Jack Dorsey wants you to forget Web3. He's building a decentralised web platform—“Web5”— around Bitcoin. Why Bitcoin? Dorsey dreams of making it the ‘native currency for the internet.’

Say what?: Web5 is a vision for a decentralised (of course!) web. Going by the website, Web5 is an “extra decentralised web platform” that aims to give users control over data and identity, which is currently accessed by third-party companies. 

Rewind: Sounds familiar to Web3? We don't blame you. But Dorsey isn’t a fan of Web3, having snubbed it for its glut of VC money. 

In related news, Dorsey’s receiving his fair share of criticism as well. He teamed up with Jay-Z to launch a literacy project named The Bitcoin Academy; think free classes in NYC, headlined by Bitcoin influencers. Many critics are branding it a pyramid scheme. Ouch. 

SPORT

BCCI's Big Payday Is Here

Sometime later today, the BCCI will tell us how much it earned from the sale of its marquee IPL media rights.
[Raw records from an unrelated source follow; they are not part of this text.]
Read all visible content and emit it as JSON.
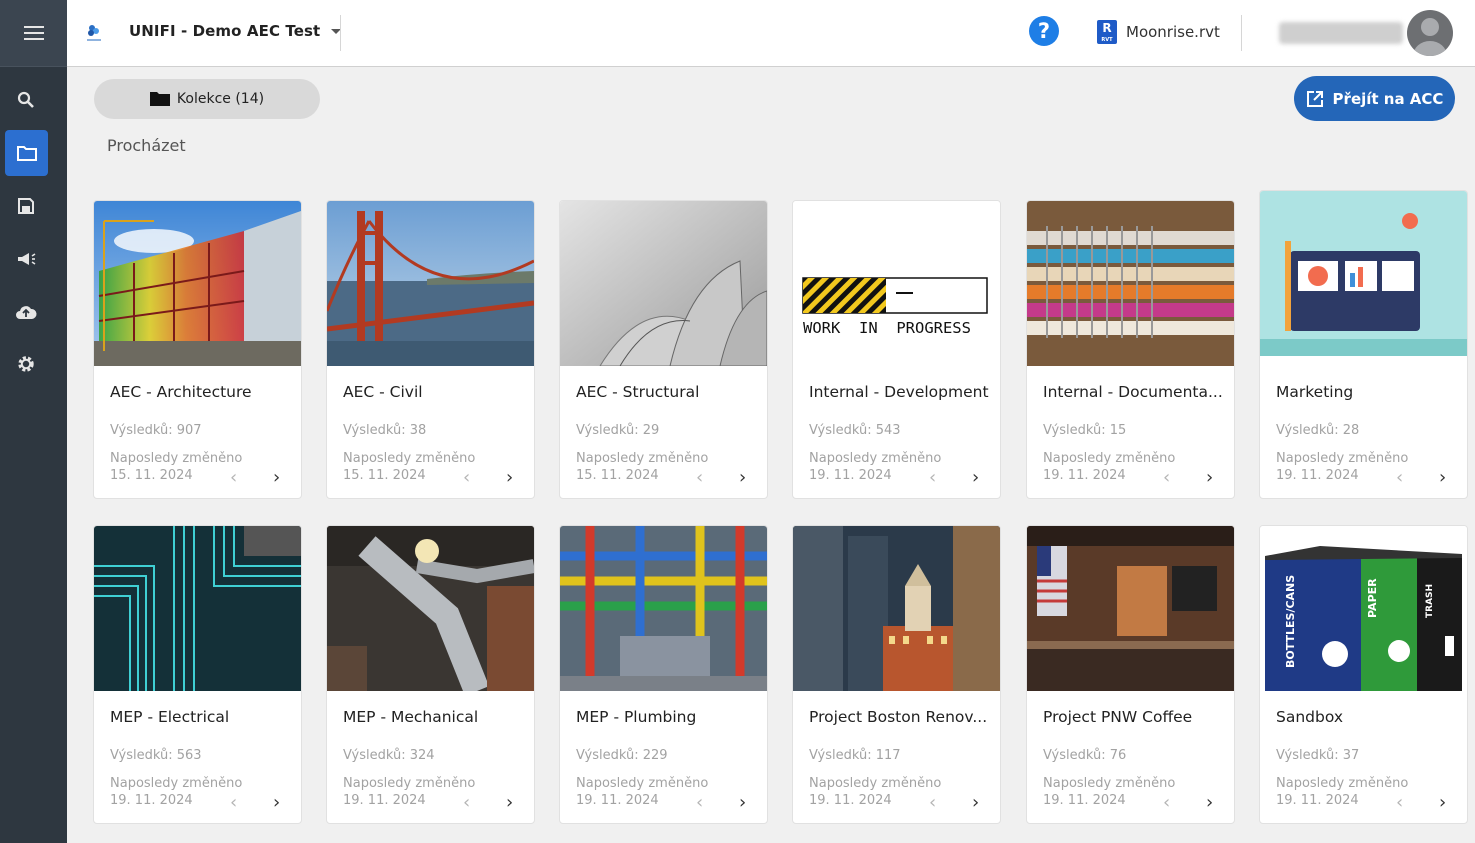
{
  "header": {
    "project_name": "UNIFI - Demo AEC Test",
    "help_label": "?",
    "revit_badge": "R",
    "revit_sub": "RVT",
    "file_name": "Moonrise.rvt"
  },
  "toolbar": {
    "collection_label": "Kolekce (14)",
    "go_acc_label": "Přejít na ACC",
    "browse_label": "Procházet"
  },
  "colors": {
    "sidebar": "#2e3740",
    "active_nav": "#2c6fd0",
    "primary_button": "#2466b8",
    "help": "#1e7ee6"
  },
  "sidebar": {
    "items": [
      {
        "icon": "menu-icon"
      },
      {
        "icon": "search-icon"
      },
      {
        "icon": "folder-icon",
        "active": true
      },
      {
        "icon": "save-icon"
      },
      {
        "icon": "megaphone-icon"
      },
      {
        "icon": "cloud-upload-icon"
      },
      {
        "icon": "gear-icon"
      }
    ]
  },
  "cards": [
    {
      "title": "AEC - Architecture",
      "count": "Výsledků: 907",
      "modified_label": "Naposledy změněno",
      "date": "15. 11. 2024"
    },
    {
      "title": "AEC - Civil",
      "count": "Výsledků: 38",
      "modified_label": "Naposledy změněno",
      "date": "15. 11. 2024"
    },
    {
      "title": "AEC - Structural",
      "count": "Výsledků: 29",
      "modified_label": "Naposledy změněno",
      "date": "15. 11. 2024"
    },
    {
      "title": "Internal - Development",
      "count": "Výsledků: 543",
      "modified_label": "Naposledy změněno",
      "date": "19. 11. 2024",
      "image_text": "WORK  IN  PROGRESS"
    },
    {
      "title": "Internal - Documenta...",
      "count": "Výsledků: 15",
      "modified_label": "Naposledy změněno",
      "date": "19. 11. 2024"
    },
    {
      "title": "Marketing",
      "count": "Výsledků: 28",
      "modified_label": "Naposledy změněno",
      "date": "19. 11. 2024"
    },
    {
      "title": "MEP - Electrical",
      "count": "Výsledků: 563",
      "modified_label": "Naposledy změněno",
      "date": "19. 11. 2024"
    },
    {
      "title": "MEP - Mechanical",
      "count": "Výsledků: 324",
      "modified_label": "Naposledy změněno",
      "date": "19. 11. 2024"
    },
    {
      "title": "MEP - Plumbing",
      "count": "Výsledků: 229",
      "modified_label": "Naposledy změněno",
      "date": "19. 11. 2024"
    },
    {
      "title": "Project Boston Renov...",
      "count": "Výsledků: 117",
      "modified_label": "Naposledy změněno",
      "date": "19. 11. 2024"
    },
    {
      "title": "Project PNW Coffee",
      "count": "Výsledků: 76",
      "modified_label": "Naposledy změněno",
      "date": "19. 11. 2024"
    },
    {
      "title": "Sandbox",
      "count": "Výsledků: 37",
      "modified_label": "Naposledy změněno",
      "date": "19. 11. 2024",
      "bin_labels": [
        "BOTTLES/CANS",
        "PAPER",
        "TRASH"
      ]
    }
  ]
}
Hint: a number north of $5.8 billion (₹43,000+ crore) at least.

State of play: RIP Bezos vs… Ambani headlines. With Amazon out, it's down to Sony (bidding as Culver Max), Zee, Disney, and Viacom18-Bodhi Tree.

Advantage Viacom: These rights come down to who wants it most. The build-up (Bodhi Tree’s $1.78 billion investment in Viacom18) was a giveaway.
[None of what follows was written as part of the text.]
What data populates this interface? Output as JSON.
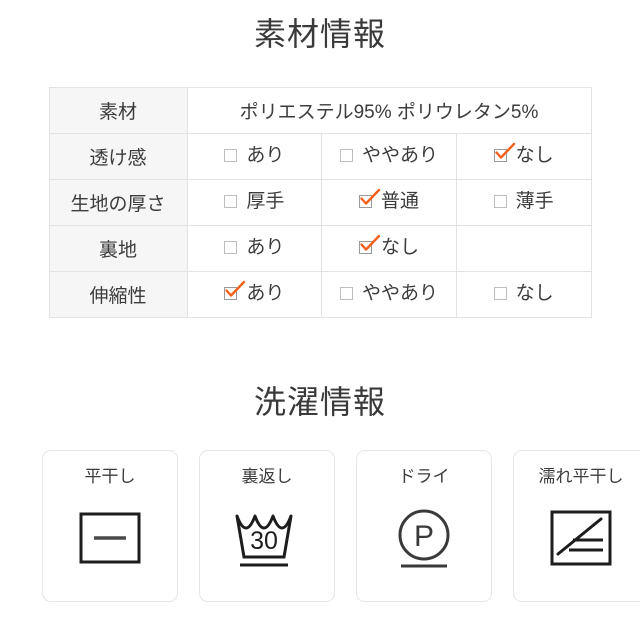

Disney’s dilemma: We already told you about Disney’s dilemma. That said, its existing cricket portfolio (Indian cricket, ICC) isn't too bad.

The Sony-Zee mix: Two companies in the midst of a merger, bidding separately. Whether they have a rumoured pre-arrangement—Sony going hard for TV and Zee for digital—is unknown. But having saved up for this day, intent is not in question.

FYI

Upping the stakes: Official filings reveal that Tencent bought stake worth $264 million in Flipkart from co-founder Binny Bansal in October 2021. Elsewhere, Affle Global acquired an additional 13% stake in Indus OS, giving the company 60% voting rights and casting a shadow on PhonePe’s acquisition of Indus OS.

Mopping up 💰: Online eyewear retailer Lenskart has raised $28 million as part of a larger round. The latest infusion is by Avendus Future Leaders Fund II.

Surge: Maharashtra reported nearly 3,000 new Covid cases over the weekend, bringing the active tally in the state to 16,370.

AWOL: China’s top live commerce mega-influencers have gone dark after censorship crackdowns and questionable tax evasion charges.

Ramping up: India’s Competition Commission is reportedly setting up a “Digital Market Unit” which will specifically assess large technology companies’ behaviour in areas such as e-commerce.

FWIW

Woe be gone: There are fewer bottles of Sriracha hot sauce to go around in the US. The shortage could last for months. Blame it on the shortage of chilli peppers in Mexico due to extreme weather and supply chain snarls. In related news, Germany is facing a beer bottle shortage. Yes, supply chain crisis again! Breweries are asking patrons to return empty bottles.  

East meets west: The Japanese kimono has gotten somewhat of a makeover. Once a traditional garment, designers have modernised it for fast fashion consumption. The traditional silks have given way to synthetics that are transformed into jumpsuits, shirts and scarves. Some others include Japanese erotic art to retain past connections. 

Comeback: After exiting Russia, McDonald's is doing a U-turn. On Sunday, Russian locals will be greeted by a “new” brand. The golden arches will be swapped for a new logo comprising two fries and a patty against a green background (read: same same but different). The name? Vkusno i Tochka, which translates to “Tasty and that’s it”.